With songs largely about the pain of prolonged adolescence, bummer rock aptly expresses the band's outlook. After all, a bummer is something that stings in the moment but usually fades away rather quickly. Isn't that what life in your twenties is all about?
Fit with the trappings of balmy '70s soft-rock — wiry guitar licks, groovy organ sounds and glowing choruses of oohs and ahs — J Bengoy's songs burn bright with nostalgia and consistently feel like they're working at maximum capacity. Pumped-up, refreshing chord progressions keep things feeling novel, and drummer/engineer Patrick Freeman's production aesthetic is simply stellar. Sonically speaking, the band rivals acclaimed acts such as Tobias Jesso Jr., Twin Peaks and Whitney.
Keyboardist Justin Barton, one of the group's two front men, sings with the grandiose, befuddled charm of Jonathan Richman or David Byrne. On "Simpsons," the album's vaguely country sleeper hit, he sings, "Can we go back to your house and get butt naked?" But rather than a hookup, it's a literal Netflix-and-chill situation as he clarifies he just wants to watch "The Simpsons." Intimacy supersedes lust.
Guitarist and co-front man Charlie Hill leads the sweetly sad beach-pop song "So Good (I Could Die)." A peppy organ line strings together gleaming, syncopated guitar chords. Metacognition clashes with a feeling of elated satisfaction as Hill sings, "So good / I could die right now / Living any longer would take away from it."

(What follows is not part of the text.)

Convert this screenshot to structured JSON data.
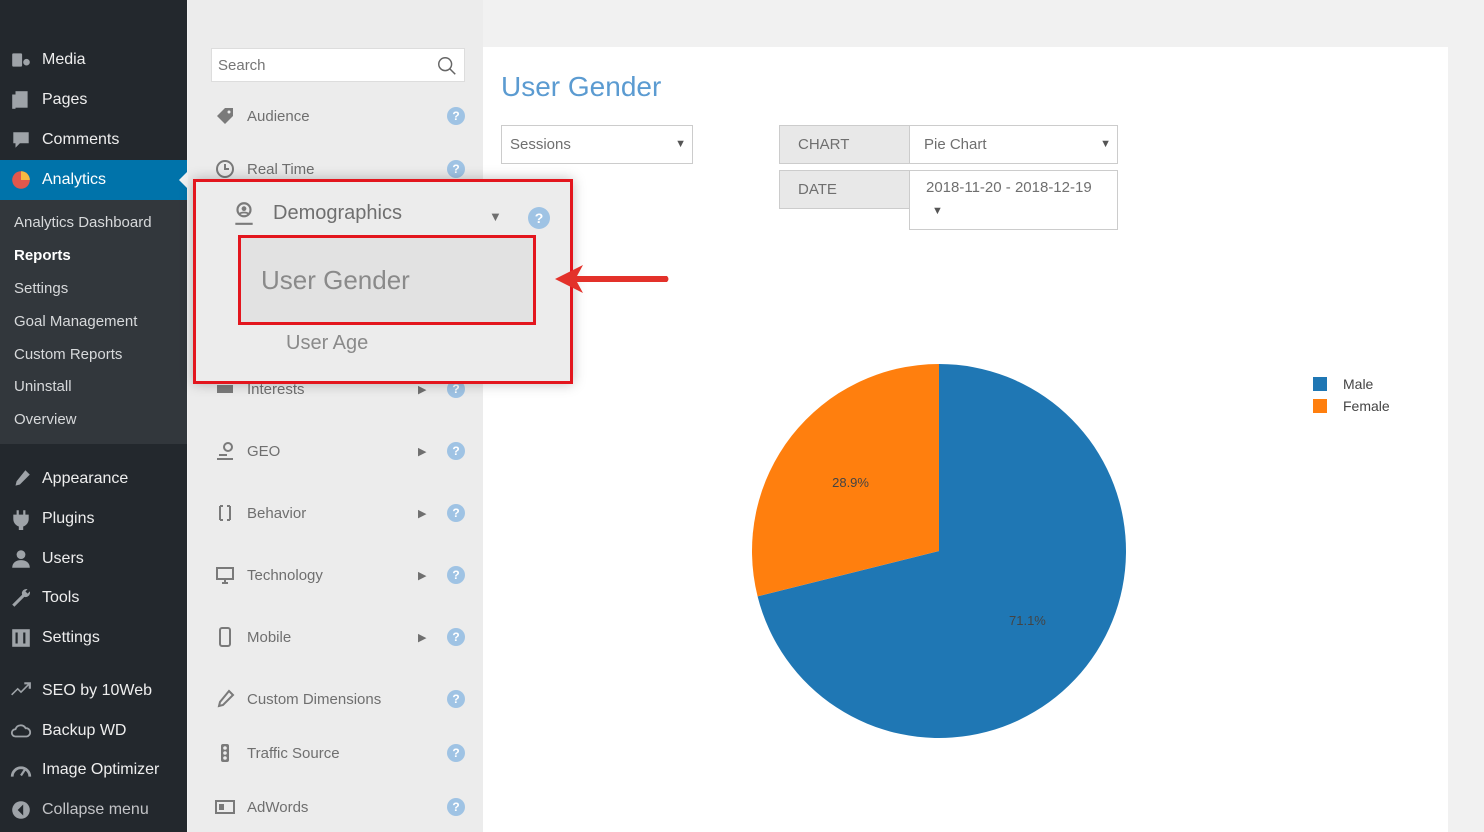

"Armchair" is a soulful, bluesy stomper that feels like a breakup song ("Cut me loose / Cut it clean now"). The jangly cut erupts into a resplendent climax before its abrupt conclusion.
"Bleached" is a gently strummed snapshot of fleeting, butterfly-inducing romantic tension on a summer's eve. You can practically see a simmering, pastel sunset illuminating his face as Barton sings, "The thought that we might have made eyes / Was more than I could have concealed."
Without getting lost in self-seriousness, J Bengoy distill familiar scenarios, mixed emotions and relatable crises down to their very essence. Their lyrics are just nuanced enough to feel distinguished yet never stray into pompousness. And musically, they've gelled into one of the strongest young rock acts in Vermont.